Aubergine Lasagne

PREP TIME: 15mins

COOKING TIME: 60mins

Super easy, no fuss lasagne, which cooks and bakes all in one pan.

The slow cooked aubergine and tomato sauce is so versatile and I love how creamy the aubergines go when steamed this way. If you don’t feel like making a lasagne, freeze the sauce into individual portions

Swaps: You can use any type of pasta shape or gluten free variety. You can use any cheese or more cheese.
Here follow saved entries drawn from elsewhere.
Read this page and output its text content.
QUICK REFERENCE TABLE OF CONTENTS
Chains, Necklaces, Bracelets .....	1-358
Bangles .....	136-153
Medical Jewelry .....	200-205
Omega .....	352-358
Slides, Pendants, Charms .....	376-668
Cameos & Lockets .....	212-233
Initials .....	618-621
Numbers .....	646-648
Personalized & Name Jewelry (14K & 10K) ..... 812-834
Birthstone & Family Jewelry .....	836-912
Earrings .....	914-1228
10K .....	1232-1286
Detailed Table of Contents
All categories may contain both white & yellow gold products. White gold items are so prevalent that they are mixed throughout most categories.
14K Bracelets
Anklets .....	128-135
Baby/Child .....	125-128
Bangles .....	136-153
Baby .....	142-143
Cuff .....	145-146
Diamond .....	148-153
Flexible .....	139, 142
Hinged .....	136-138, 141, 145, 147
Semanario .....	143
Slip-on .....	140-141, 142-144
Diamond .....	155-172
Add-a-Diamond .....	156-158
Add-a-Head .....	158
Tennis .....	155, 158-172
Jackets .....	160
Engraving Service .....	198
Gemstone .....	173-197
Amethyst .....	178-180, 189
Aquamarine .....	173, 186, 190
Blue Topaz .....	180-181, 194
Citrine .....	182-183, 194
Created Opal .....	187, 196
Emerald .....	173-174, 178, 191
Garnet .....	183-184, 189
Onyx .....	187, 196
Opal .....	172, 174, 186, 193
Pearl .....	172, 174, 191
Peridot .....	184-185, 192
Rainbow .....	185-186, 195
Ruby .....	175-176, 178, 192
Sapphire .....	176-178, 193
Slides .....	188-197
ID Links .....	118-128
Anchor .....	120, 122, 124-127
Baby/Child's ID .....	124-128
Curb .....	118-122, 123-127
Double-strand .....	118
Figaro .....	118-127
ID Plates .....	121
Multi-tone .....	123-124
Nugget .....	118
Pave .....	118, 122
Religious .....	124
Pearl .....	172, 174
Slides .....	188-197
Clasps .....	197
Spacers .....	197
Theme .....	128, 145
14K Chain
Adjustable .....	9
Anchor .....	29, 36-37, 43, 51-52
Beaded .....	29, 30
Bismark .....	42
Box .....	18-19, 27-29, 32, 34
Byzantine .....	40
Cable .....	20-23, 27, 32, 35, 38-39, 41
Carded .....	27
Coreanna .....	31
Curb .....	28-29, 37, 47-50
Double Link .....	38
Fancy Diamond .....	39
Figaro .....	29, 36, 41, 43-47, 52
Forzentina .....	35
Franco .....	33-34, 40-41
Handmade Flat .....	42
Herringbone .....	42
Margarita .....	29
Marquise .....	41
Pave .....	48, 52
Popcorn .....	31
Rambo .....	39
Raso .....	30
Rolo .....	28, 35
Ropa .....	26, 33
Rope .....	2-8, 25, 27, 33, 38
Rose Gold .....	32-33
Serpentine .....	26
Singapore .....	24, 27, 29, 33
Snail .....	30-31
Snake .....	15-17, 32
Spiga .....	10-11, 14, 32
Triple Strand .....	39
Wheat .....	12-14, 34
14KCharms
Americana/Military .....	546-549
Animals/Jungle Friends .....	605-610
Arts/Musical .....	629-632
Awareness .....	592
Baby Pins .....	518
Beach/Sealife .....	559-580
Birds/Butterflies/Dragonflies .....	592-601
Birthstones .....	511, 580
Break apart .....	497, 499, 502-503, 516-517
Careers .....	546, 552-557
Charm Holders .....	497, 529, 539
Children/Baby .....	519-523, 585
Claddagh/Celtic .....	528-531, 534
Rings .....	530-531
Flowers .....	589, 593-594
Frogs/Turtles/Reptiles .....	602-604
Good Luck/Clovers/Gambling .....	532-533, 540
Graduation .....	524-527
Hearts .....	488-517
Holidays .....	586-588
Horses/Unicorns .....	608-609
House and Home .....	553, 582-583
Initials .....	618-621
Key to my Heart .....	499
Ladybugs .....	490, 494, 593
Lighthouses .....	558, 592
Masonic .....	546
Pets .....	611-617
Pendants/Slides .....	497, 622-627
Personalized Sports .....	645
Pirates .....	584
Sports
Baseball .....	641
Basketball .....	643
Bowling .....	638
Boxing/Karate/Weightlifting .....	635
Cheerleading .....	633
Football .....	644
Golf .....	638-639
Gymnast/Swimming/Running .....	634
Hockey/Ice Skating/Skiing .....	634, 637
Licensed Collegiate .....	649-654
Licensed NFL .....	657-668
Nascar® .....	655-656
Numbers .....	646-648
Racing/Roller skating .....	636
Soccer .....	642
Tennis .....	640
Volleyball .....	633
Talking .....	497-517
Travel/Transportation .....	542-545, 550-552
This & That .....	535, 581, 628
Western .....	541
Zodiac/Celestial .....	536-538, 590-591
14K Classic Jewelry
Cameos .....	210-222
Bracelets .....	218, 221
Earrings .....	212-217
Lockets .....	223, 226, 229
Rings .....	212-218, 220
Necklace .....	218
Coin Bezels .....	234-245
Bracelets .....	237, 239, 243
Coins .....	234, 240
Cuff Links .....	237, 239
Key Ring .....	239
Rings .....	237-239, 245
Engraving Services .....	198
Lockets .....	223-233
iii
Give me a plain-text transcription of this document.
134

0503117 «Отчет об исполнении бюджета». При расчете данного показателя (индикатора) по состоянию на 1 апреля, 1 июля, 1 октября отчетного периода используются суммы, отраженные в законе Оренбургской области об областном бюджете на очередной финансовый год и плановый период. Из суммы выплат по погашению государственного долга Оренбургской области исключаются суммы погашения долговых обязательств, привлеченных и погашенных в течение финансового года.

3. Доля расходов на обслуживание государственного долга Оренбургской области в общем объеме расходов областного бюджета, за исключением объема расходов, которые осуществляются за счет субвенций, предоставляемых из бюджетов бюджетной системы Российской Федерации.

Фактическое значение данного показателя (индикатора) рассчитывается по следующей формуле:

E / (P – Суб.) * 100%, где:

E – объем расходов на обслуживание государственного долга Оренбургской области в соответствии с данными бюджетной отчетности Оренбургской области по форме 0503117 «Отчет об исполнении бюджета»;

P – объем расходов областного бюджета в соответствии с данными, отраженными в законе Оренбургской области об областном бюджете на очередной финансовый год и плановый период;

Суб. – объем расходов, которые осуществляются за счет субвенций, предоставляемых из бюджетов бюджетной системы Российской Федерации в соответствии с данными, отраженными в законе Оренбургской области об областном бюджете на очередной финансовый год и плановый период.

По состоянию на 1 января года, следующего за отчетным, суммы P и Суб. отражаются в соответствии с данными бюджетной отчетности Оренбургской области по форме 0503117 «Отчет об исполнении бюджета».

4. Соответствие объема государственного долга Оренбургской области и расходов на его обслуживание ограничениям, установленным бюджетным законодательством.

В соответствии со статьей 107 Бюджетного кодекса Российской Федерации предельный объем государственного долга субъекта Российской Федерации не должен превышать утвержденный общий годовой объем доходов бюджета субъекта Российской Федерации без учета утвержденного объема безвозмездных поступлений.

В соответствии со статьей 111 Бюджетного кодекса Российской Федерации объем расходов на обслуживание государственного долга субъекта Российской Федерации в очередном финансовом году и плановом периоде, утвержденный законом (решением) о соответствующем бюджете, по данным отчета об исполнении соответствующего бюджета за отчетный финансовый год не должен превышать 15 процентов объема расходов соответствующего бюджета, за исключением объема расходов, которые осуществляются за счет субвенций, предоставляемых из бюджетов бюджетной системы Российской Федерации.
Mozzarella scattered before baking will be delicious.

Serving Suggestion:

I love to serve this with a simple green salad

Ingredients:

  • 3 medium aubergines, halved lengthways
  • 2 onions, diced
  • 6 cloves garlic, finely sliced
  • 3 tablespoons olive oil
  • 1 cup water
  • 1/4 cup chopped parsley
  • 1/2 tspn dried chilli flakes (or to taste)
  • 1 lemon zest
  • 2 x 400g tins plum tomatoes
  • 200g dry lasagne sheets, I used gluten-free
  • grated plant-based or vegetarian parmesan to serve

Method:

  1. Place a large shallow casserole with a lid on a med heat. Add the aubergines and onions, 1 cup of water, 1 teaspoon salt and pepper, cook, covered for 20minutes on a medium heat. The aubergines should be completely soft and easily mashed.
  2. Preheat oven to 200c.
  3. Remove the lid and when most of the liquid has cooked away, make a well in the middle of the casserole. Add 3 tablespoons of oil, the garlic, chilli and 1/2 the herbs, cook for 5 minutes. Grate in the lemon zest.
  4. Add the tomatoes (crushing them) and fill one can with water, add this too, simmer for 10 minutes, stirring occasionally and season to perfection.
  5. Add the pasta sheets, one sheet at a time, by nestling the sheet into the sauce (using tongs), repeat with all the sheets making sure that the sheets are covered with sauce.
  6. Bake for 40 minutes until the pasta is soft. Season with olive oil and add the herbs. Serve with parmesan and a small side salad.